- French: Luc ou la part des choses
- Directed by: Michel Audy
- Written by: Michel Audy
- Produced by: Alain Lallier Laurent Simard
- Starring: Pierre Normandin Éric Boulay Alain Thiffault
- Cinematography: Michel Audy
- Edited by: Michel Audy
- Music by: Sylvain Pothier Alain Proulx
- Production companies: Collège de Trois-Rivières Quebec Ministry of Education
- Distributed by: Multimédia
- Release date: August 27, 1982 (FFM);
- Running time: 91 minutes
- Country: Canada
- Language: French

= Luc or His Share of Things =

Luc or His Share of Things (Luc ou la part des choses) is a Canadian drama film, directed by Michel Audy and released in 1982. The film stars Pierre Normandin as Luc, a young man in Trois-Rivières, Quebec, who is coming to terms with being gay; the negative reactions from his family and the wider community drive him to attempt suicide, until he is saved by the compassion and support of his friends François (Éric Boulay) and Louis (Alain Thiffault).

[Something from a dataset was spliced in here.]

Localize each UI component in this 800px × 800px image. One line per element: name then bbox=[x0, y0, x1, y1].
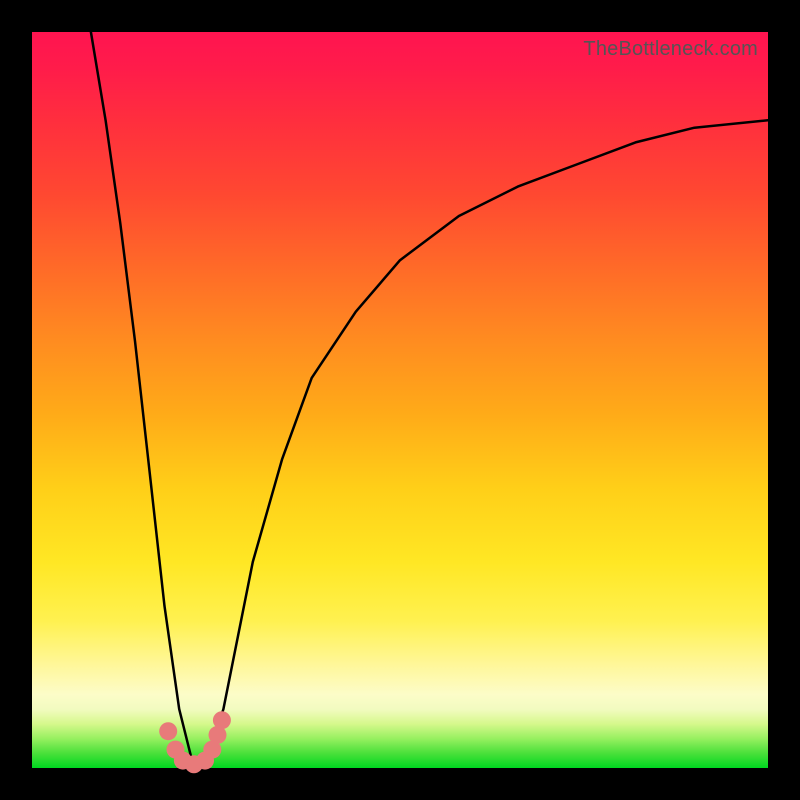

The film was originally created as an educational film on LGBT-related issues in counselling for use in social work and psychology programs, and funded by the Quebec Ministry of Education, but was deemed dramatically strong enough to be screened at the 1982 Montreal World Film Festival. However, the film had no other known commercial distribution apart from its educational use.

A chapter analyzing Audy's work in the 2014 book Cinephemera: Archives, Ephemeral Cinema, and New Screen Histories in Canada stated that the film deserved to be rescued from obscurity and exhibited again in light of contemporary discourse around anti-LGBTQ bullying.